Renshen Shouwu formula alleviates Alzheimer's disease pathology by modulating tryptophan metabolism and activating the SIRT1 signaling pathway.

Abstract

ETHNOPHARMACOLOGICAL RELEVANCE: The Renshen Shouwu is a traditional Chinese medicine formula, whose active components have neuroprotective and multiple pharmacological effects. However, Alzheimer's disease (AD) is a complex neurodegenerative disorder, and the exact mechanism of its treating AD remains to be elucidated, and more in - depth research is needed. AIM OF THE STUDY: The aim of this study is to elucidate the protective effect and potential molecular mechanisms of Renshen Shouwu Formula (RSSW) on AD. MATERIALS AND METHODS: Using senescence-accelerated mouse prone 8 (SAMP8) mice as an AD model, the cerebral cortex morphology was assessed by H&E staining. Non-targeted and targeted metabolomics, together with 16S rRNA sequencing, were performed to analyze the effects of RSSW on metabolic changes and gut microbiota in SAMP8 mice. Furthermore, potential therapeutic targets of RSSW were predicted by network pharmacology and validated via Western blot. RESULTS: RSSW treatment significantly mitigated pathological damage in the cerebral cortex, and reduced pro-inflammatory cytokine levels in SAMP8 mice.
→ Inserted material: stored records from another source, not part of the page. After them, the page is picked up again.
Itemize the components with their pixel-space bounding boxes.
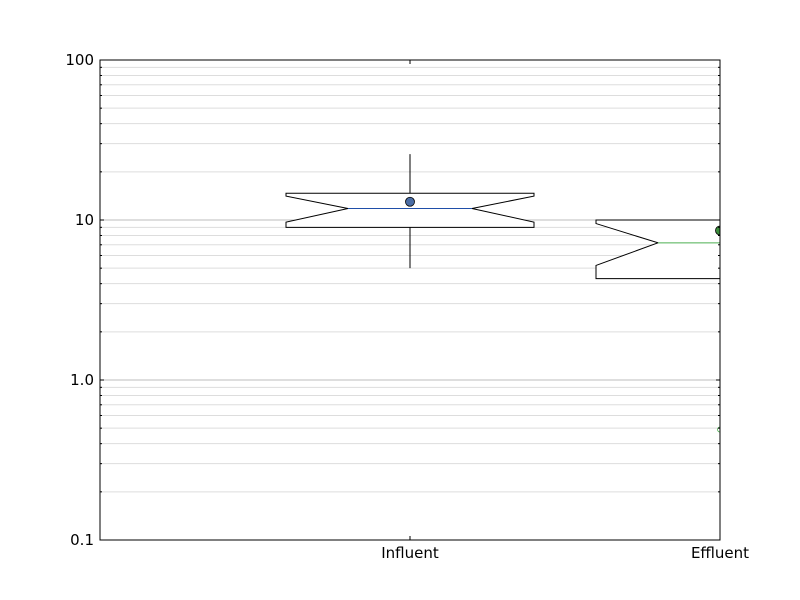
mean-marker <box>405 196 415 207</box>
box-body <box>595 219 720 280</box>
y-tick-label: 0.1 <box>70 531 94 549</box>
box-effluent <box>595 219 720 433</box>
box-influent <box>285 154 535 269</box>
y-tick-label: 1.0 <box>70 371 94 389</box>
x-tick-label: Influent <box>381 544 439 562</box>
x-tick-label: Effluent <box>691 544 749 562</box>
tick-labels: 0.1 1.0 10 100 Influent Effluent <box>65 51 749 562</box>
axis-ticks <box>100 59 721 541</box>
plot-frame <box>99 59 721 541</box>
outlier-point <box>717 426 720 433</box>
y-tick-label: 10 <box>75 211 94 229</box>
y-tick-label: 100 <box>65 51 94 69</box>
box-body <box>285 192 535 228</box>
grid-lines <box>100 66 720 493</box>
boxes-layer <box>285 154 720 433</box>
mean-marker <box>715 225 720 236</box>
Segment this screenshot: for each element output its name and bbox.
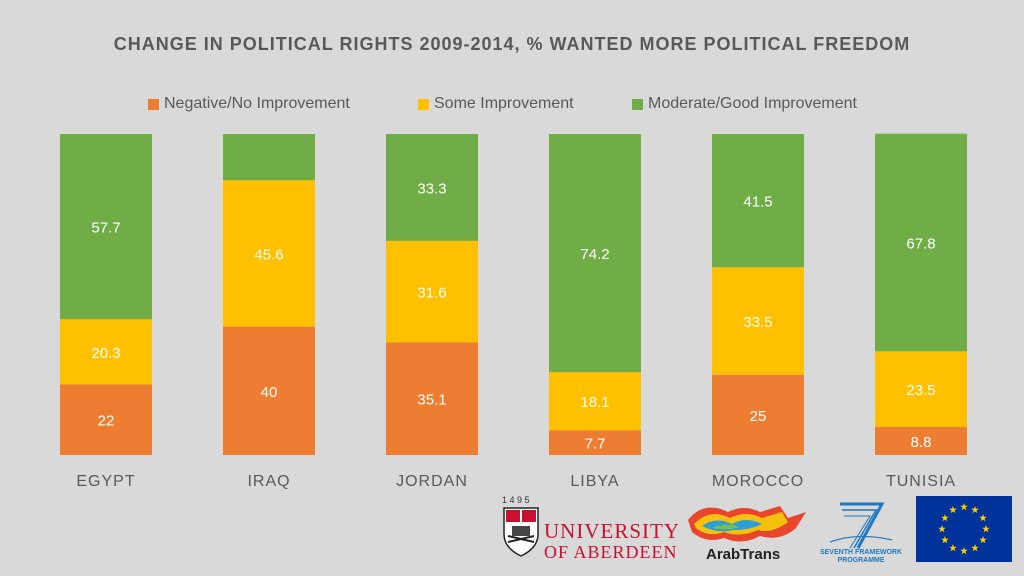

Results of both non-targeted and targeted metabolomics analyses indicated that RSSW intervention could improve tryptophan metabolism in SAMP8 mice by elevating tryptophan levels, suppressing kynurenine pathway overactivation, and enhancing serotonin and indole derivative biosynthesis. Additionally, RSSW administration markedly increased the relative abundance of Lactobacillus in gut microbiota, which showed positive correlations with the levels of tryptophan, serotonin pathway metabolites, and neurotransmitters, and negatively with kynurenine pathway metabolites. Furthermore, network pharmacology identified that SIRT1 could serve as a potential target for RSSW in AD. Notably, RSSW upregulated SIRT1 protein levels and reduced levels of Ac-p53 and acetylated NF-κB proteins in the hippocampus of SAMP8 mice. CONCLUSIONS: RSSW suppresses the progression of AD by regulating tryptophan metabolism, reshaping the gut microbiota, and activating SIRT1-mediated signaling pathways. These findings suggest that RSSW may be a promising therapeutic strategy for AD through multi-path action mechanisms.